Тринадцать лет спустя - Майя Плисецкая
Шрифт:
Интервал:
Закладка:
Дождь несильный. Я делаю несколько шагов по мощеному тротуару чуть в сторону от освещенных дверей гостиницы.
Внезапно высокий тонкий каблук моей новейшей римской сверхудобнейшей правой туфельки на миг западает в расщелину мощеной мостовой, я скольжу и… оказываюсь на земле. Грохаясь, совершенно без участия и контроля сознания, принимаю конечную позу «Умирающего лебедя»: правая нога вытянута, а на левую подогнутую резко усаживаюсь. Слышу громкий сухой хряп. Словно близкий выстрел.
Боль нестерпимая.
Я почти теряю сознание.
И слышу голос Жарко:
— Ой, Майя, что с тобой?
— Я порвала колено.
Жарко пытается меня поднять. Но двинуться я не могу. Боль мутит мне рассудок.
Что было дальше?
Череда размытых кадров. Отдельные эпизоды отчетливы и ясны. Другие проходят в полузабытьи и тумане. Портье приносит пластиковый пакет с битым льдом из ресторана. Краткое облегчение. Такси, на котором заехал за мной Жарко, отвозит меня в больницу «Скорой помощи». На руках несут в рентгеновский кабинет. Рентгенолог, энергично жестикулируя, что-то объясняет Жарко и Маргарите Парилле, молниеносно примчавшейся на бедственный зов.

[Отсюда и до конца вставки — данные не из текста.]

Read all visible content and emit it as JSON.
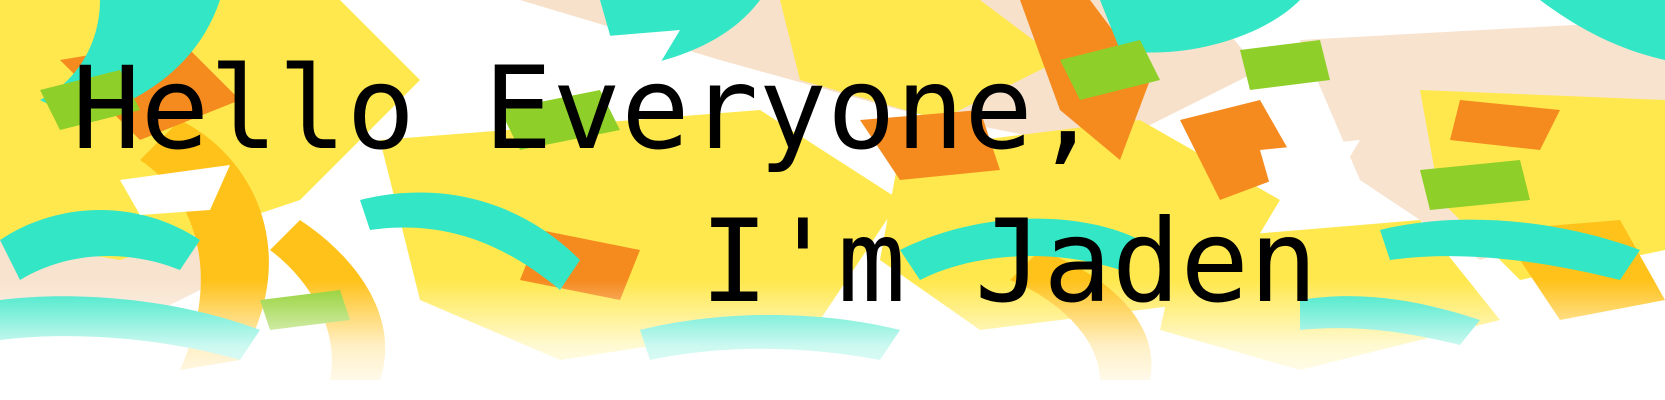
{
  "banner": {
    "headline_line_1": "Hello Everyone,",
    "headline_line_2": "I'm Jaden"
  },
  "colors": {
    "teal": "#33e6c5",
    "yellow": "#ffe84d",
    "amber": "#ffc21a",
    "orange": "#f58a1f",
    "lime": "#8fcf2a",
    "peach": "#f6dcc2",
    "text": "#000000",
    "background": "#ffffff"
  },
  "artwork": {
    "description_free": true,
    "style": "abstract-brush-strokes"
  }
}
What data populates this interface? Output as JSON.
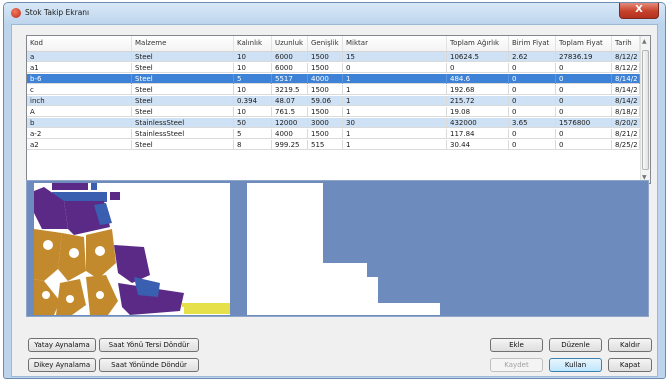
{
  "window": {
    "title": "Stok Takip Ekranı",
    "close_label": "X"
  },
  "grid": {
    "columns": [
      "Kod",
      "Malzeme",
      "Kalınlık",
      "Uzunluk",
      "Genişlik",
      "Miktar",
      "Toplam Ağırlık",
      "Birim Fiyat",
      "Toplam Fiyat",
      "Tarih"
    ],
    "rows": [
      [
        "a",
        "Steel",
        "10",
        "6000",
        "1500",
        "15",
        "10624.5",
        "2.62",
        "27836.19",
        "8/12/2"
      ],
      [
        "a1",
        "Steel",
        "10",
        "6000",
        "1500",
        "0",
        "0",
        "0",
        "0",
        "8/12/2"
      ],
      [
        "b-6",
        "Steel",
        "5",
        "5517",
        "4000",
        "1",
        "484.6",
        "0",
        "0",
        "8/14/2"
      ],
      [
        "c",
        "Steel",
        "10",
        "3219.5",
        "1500",
        "1",
        "192.68",
        "0",
        "0",
        "8/14/2"
      ],
      [
        "inch",
        "Steel",
        "0.394",
        "48.07",
        "59.06",
        "1",
        "215.72",
        "0",
        "0",
        "8/14/2"
      ],
      [
        "A",
        "Steel",
        "10",
        "761.5",
        "1500",
        "1",
        "19.08",
        "0",
        "0",
        "8/18/2"
      ],
      [
        "b",
        "StainlessSteel",
        "50",
        "12000",
        "3000",
        "30",
        "432000",
        "3.65",
        "1576800",
        "8/20/2"
      ],
      [
        "a-2",
        "StainlessSteel",
        "5",
        "4000",
        "1500",
        "1",
        "117.84",
        "0",
        "0",
        "8/21/2"
      ],
      [
        "a2",
        "Steel",
        "8",
        "999.25",
        "515",
        "1",
        "30.44",
        "0",
        "0",
        "8/25/2"
      ]
    ],
    "selected_row": 2
  },
  "buttons": {
    "mirror_h": "Yatay Aynalama",
    "rotate_ccw": "Saat Yönü Tersi Döndür",
    "mirror_v": "Dikey Aynalama",
    "rotate_cw": "Saat Yönünde Döndür",
    "add": "Ekle",
    "edit": "Düzenle",
    "remove": "Kaldır",
    "save": "Kaydet",
    "use": "Kullan",
    "close": "Kapat"
  },
  "colors": {
    "selection": "#3d82d6",
    "preview_bg": "#6d8bbd",
    "part_purple": "#5b2a86",
    "part_orange": "#c28a2c",
    "part_yellow": "#e6e04a",
    "part_blue": "#3a5fb0",
    "part_fill": "#ffffff"
  },
  "icons": {
    "app": "app-icon",
    "close": "close-icon"
  }
}
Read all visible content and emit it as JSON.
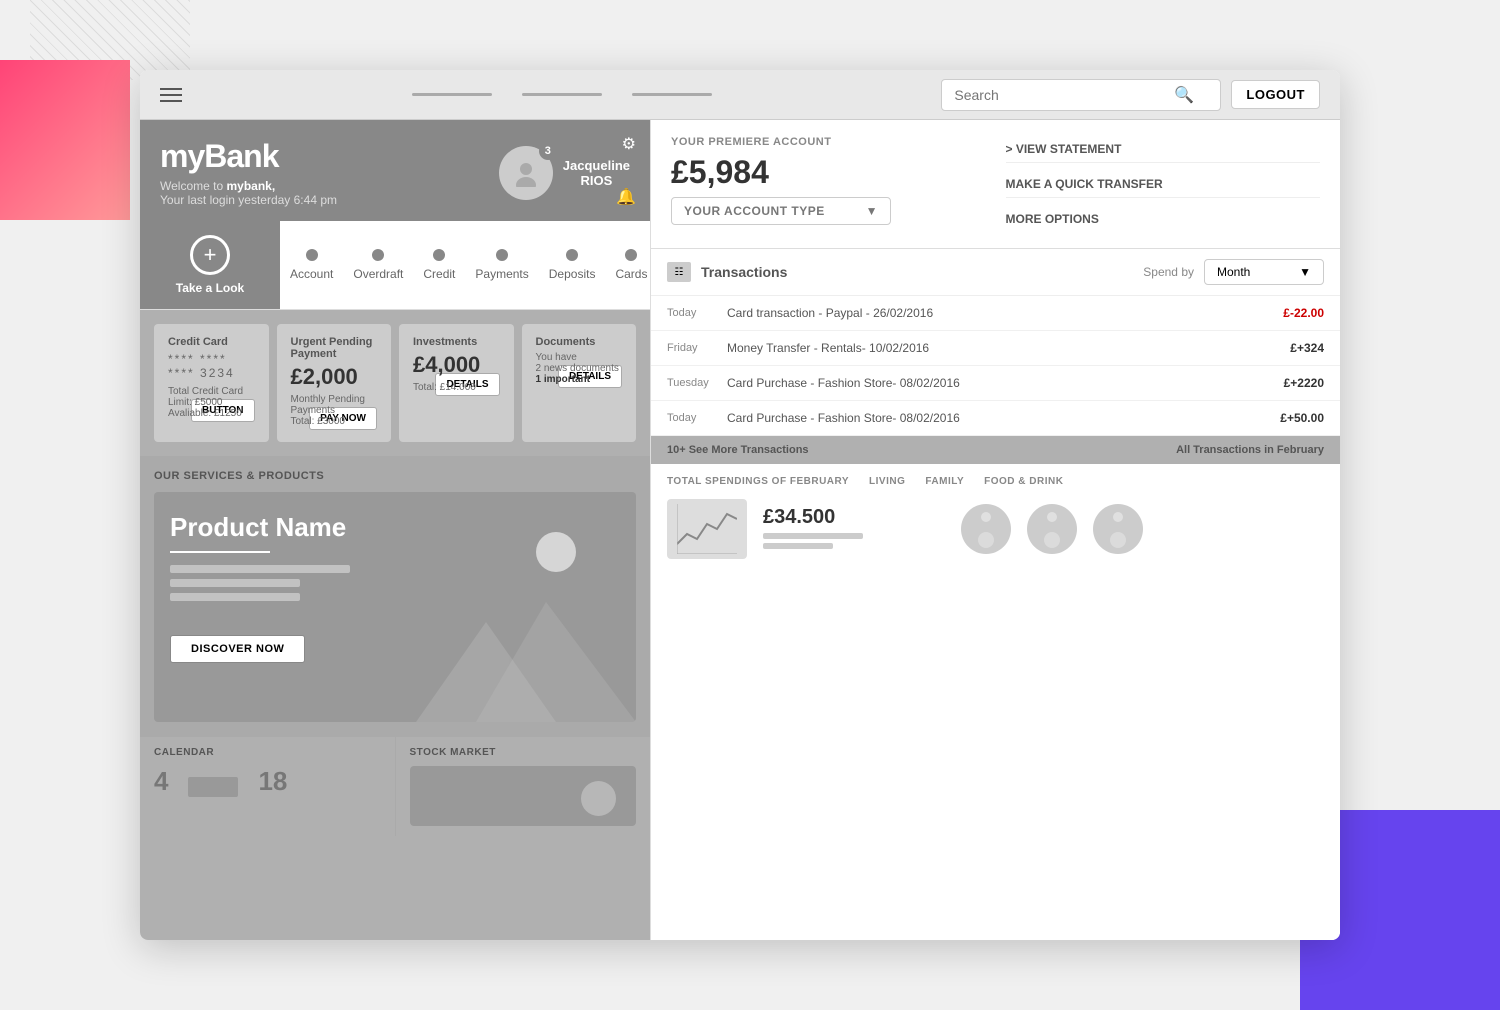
{
  "browser": {
    "hamburger_label": "menu",
    "search_placeholder": "Search",
    "logout_label": "LOGOUT"
  },
  "bank": {
    "logo": "myBank",
    "welcome_text": "Welcome to",
    "welcome_brand": "mybank,",
    "last_login": "Your last login yesterday 6:44 pm",
    "user": {
      "name_line1": "Jacqueline",
      "name_line2": "RIOS",
      "notification_count": "3"
    }
  },
  "nav": {
    "take_look_label": "Take a Look",
    "tabs": [
      {
        "label": "Account"
      },
      {
        "label": "Overdraft"
      },
      {
        "label": "Credit"
      },
      {
        "label": "Payments"
      },
      {
        "label": "Deposits"
      },
      {
        "label": "Cards"
      }
    ]
  },
  "widgets": {
    "credit_card": {
      "title": "Credit Card",
      "masked": "**** **** **** 3234",
      "limit_label": "Total Credit Card Limit: £5000",
      "available_label": "Avaliable: £1250",
      "button_label": "BUTTON"
    },
    "urgent_payment": {
      "title": "Urgent Pending Payment",
      "amount": "£2,000",
      "monthly_label": "Monthly Pending Payments",
      "total_label": "Total: £3000",
      "button_label": "PAY NOW"
    },
    "investments": {
      "title": "Investments",
      "amount": "£4,000",
      "total_label": "Total: £14.000",
      "button_label": "DETAILS"
    },
    "documents": {
      "title": "Documents",
      "line1": "You have",
      "line2": "2 news documents",
      "line3": "1 important",
      "button_label": "DETAILS"
    }
  },
  "services": {
    "section_title": "OUR SERVICES & PRODUCTS",
    "product_name": "Product Name",
    "discover_label": "DISCOVER NOW"
  },
  "bottom": {
    "calendar": {
      "title": "CALENDAR",
      "num1": "4",
      "num2": "18"
    },
    "stock": {
      "title": "STOCK MARKET"
    }
  },
  "account": {
    "premiere_label": "YOUR PREMIERE ACCOUNT",
    "balance": "£5,984",
    "account_type_label": "YOUR ACCOUNT TYPE",
    "view_statement": "> VIEW STATEMENT",
    "quick_transfer": "MAKE A QUICK TRANSFER",
    "more_options": "MORE OPTIONS"
  },
  "transactions": {
    "title": "Transactions",
    "spend_by_label": "Spend by",
    "month_label": "Month",
    "rows": [
      {
        "day": "Today",
        "desc": "Card transaction - Paypal - 26/02/2016",
        "amount": "£-22.00",
        "type": "negative"
      },
      {
        "day": "Friday",
        "desc": "Money Transfer - Rentals- 10/02/2016",
        "amount": "£+324",
        "type": "positive"
      },
      {
        "day": "Tuesday",
        "desc": "Card Purchase - Fashion Store- 08/02/2016",
        "amount": "£+2220",
        "type": "positive"
      },
      {
        "day": "Today",
        "desc": "Card Purchase - Fashion Store- 08/02/2016",
        "amount": "£+50.00",
        "type": "positive"
      }
    ],
    "see_more": "10+ See More Transactions",
    "all_trans": "All Transactions in February"
  },
  "spendings": {
    "title": "TOTAL SPENDINGS OF FEBRUARY",
    "amount": "£34.500",
    "category1": "LIVING",
    "category2": "FAMILY",
    "category3": "FOOD & DRINK"
  }
}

— Врач говорит, что кость цела. Это разрыв связки, — переводит Жарко приговор врача. — Завтра в стационаре тебе сделают томографию.
Болезненные уколы. Колено раздулось почти до размеров футбольного мяча. И мне кажется, что оно продолжает пухнуть прямо на глазах. Сестры стягивают травмированную ногу каким-то широким гипсовым жгутом. Теперь вместо ноги у меня прямая тяжелая палка. Ни согнуть, ни двинуть ею я не в состоянии. Совсем инвалид…

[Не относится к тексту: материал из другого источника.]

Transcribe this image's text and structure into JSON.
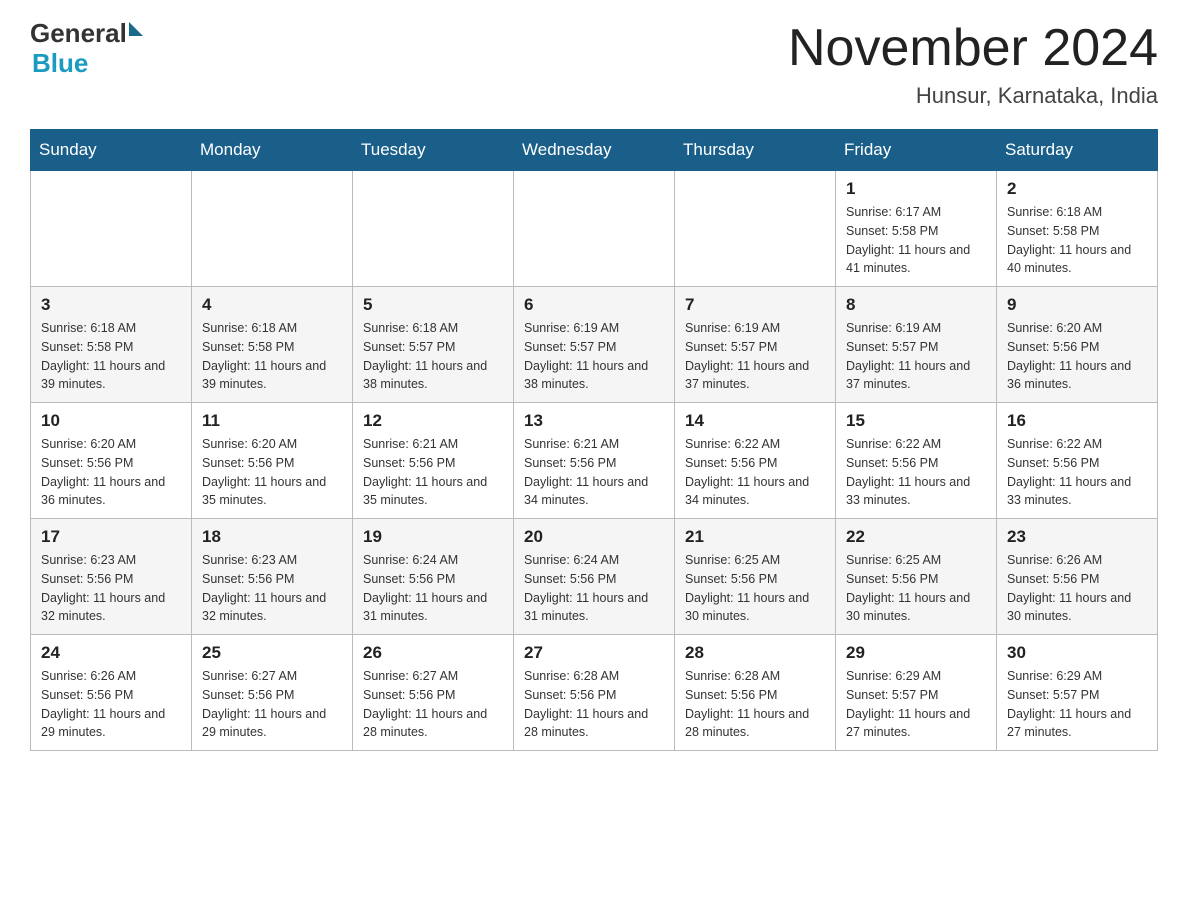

— Это до завтра. До томографии, — итожит, прощаясь, врач.
Но завтра я обязательно должна быть в Вильнюсе! Завтра, 21 ноября 2003 года, у Родиона авторский концерт в филармонии. Его будут транслировать по телевидению. И если я не буду в зале рядом с Щедриным, поползут домыслы да сплетни. Но концерт — это еще не все. Начало в филармонии в 7 часов вечера. А в пять, за два часа до начала, президент Литовской Республики Роландас Паксас (тогдашний президент!) должен вручить нам с Родионом литовские ордена. Замыслена торжественная процедура. Об этом я знаю из телефонных разговоров с протокольным отделом президентуры. Будет красная ковровая дорожка на парадной лестнице дворца президента. Речи. Приветствия. Прием с шампанским в нашу честь. Во что бы то ни стало я должна завтра добраться до Вильнюса…

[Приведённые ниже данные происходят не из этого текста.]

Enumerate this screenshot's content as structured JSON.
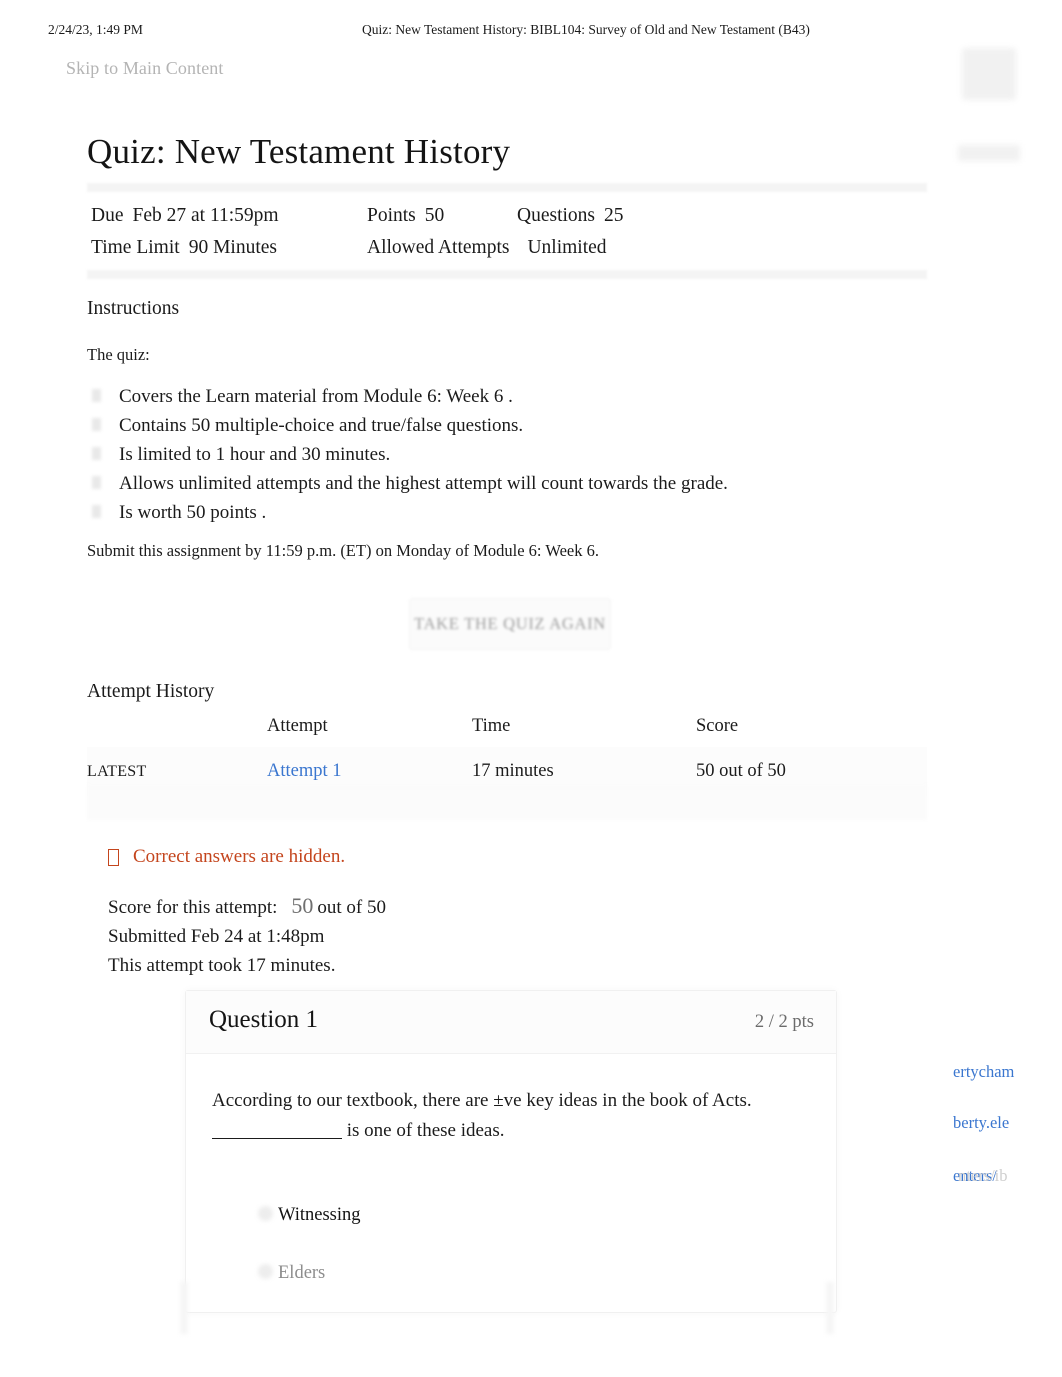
{
  "print_header": {
    "date": "2/24/23, 1:49 PM",
    "title": "Quiz: New Testament History: BIBL104: Survey of Old and New Testament (B43)"
  },
  "skip_link": "Skip to Main Content",
  "page_title": "Quiz: New Testament History",
  "quiz_details": {
    "due_label": "Due",
    "due_value": "Feb 27 at 11:59pm",
    "points_label": "Points",
    "points_value": "50",
    "questions_label": "Questions",
    "questions_value": "25",
    "time_limit_label": "Time Limit",
    "time_limit_value": "90 Minutes",
    "allowed_attempts_label": "Allowed Attempts",
    "allowed_attempts_value": "Unlimited"
  },
  "instructions": {
    "heading": "Instructions",
    "intro": "The quiz:",
    "bullets": [
      "Covers the  Learn  material from   Module 6: Week 6   .",
      "Contains  50 multiple-choice and true/false        questions.",
      "Is limited  to 1 hour and 30 minutes.",
      "Allows unlimited attempts     and the   highest   attempt will count towards the grade.",
      "Is worth 50 points   ."
    ],
    "submit_note": "Submit this assignment by 11:59 p.m. (ET) on Monday of Module 6: Week 6."
  },
  "take_quiz_button": "TAKE THE QUIZ AGAIN",
  "attempt_history": {
    "heading": "Attempt History",
    "columns": [
      "",
      "Attempt",
      "Time",
      "Score"
    ],
    "rows": [
      {
        "kept": "LATEST",
        "attempt": "Attempt 1",
        "time": "17 minutes",
        "score": "50 out of 50"
      }
    ]
  },
  "hidden_notice": "Correct answers are hidden.",
  "attempt_summary": {
    "score_label": "Score for this attempt:",
    "score_value": "50",
    "score_suffix": "out of 50",
    "submitted": "Submitted Feb 24 at 1:48pm",
    "duration": "This attempt took 17 minutes."
  },
  "question": {
    "title": "Question 1",
    "points": "2 / 2 pts",
    "text_before_blank": "According to our textbook, there are ±ve key ideas in the book of Acts.",
    "text_after_blank": " is one of these ideas.",
    "answers": [
      {
        "label": "Witnessing",
        "state": "selected"
      },
      {
        "label": "Elders",
        "state": "dim"
      }
    ]
  },
  "edge_fragments": {
    "frag1": "ertycham",
    "frag2": "berty.ele",
    "frag3": "enters/",
    "frag3b": "nters/ib"
  },
  "colors": {
    "link_blue": "#3a76cf",
    "notice_red": "#c4451d",
    "muted_gray": "#8d8d8d",
    "text": "#1b1b1b"
  }
}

Прямого самолета Рим — Вильнюс в этот день нету. У меня билет через Прагу. Муторная пересадка. Да и вылет в самую рань. В семь утра.
Путешествие было воистину мукой. Меня возили по трем бесконечным аэропортам на инвалидной каталке. Грузили в самолет багажными лифтами. Переконструировали пассажирские ряды салона. Оказывается, и такое возможно. И еще одна проблема мучительно жгла мне мозг. Как подготовить мое появление в Вильнюсе в столь плачевном виде? Что станет с Родионом?..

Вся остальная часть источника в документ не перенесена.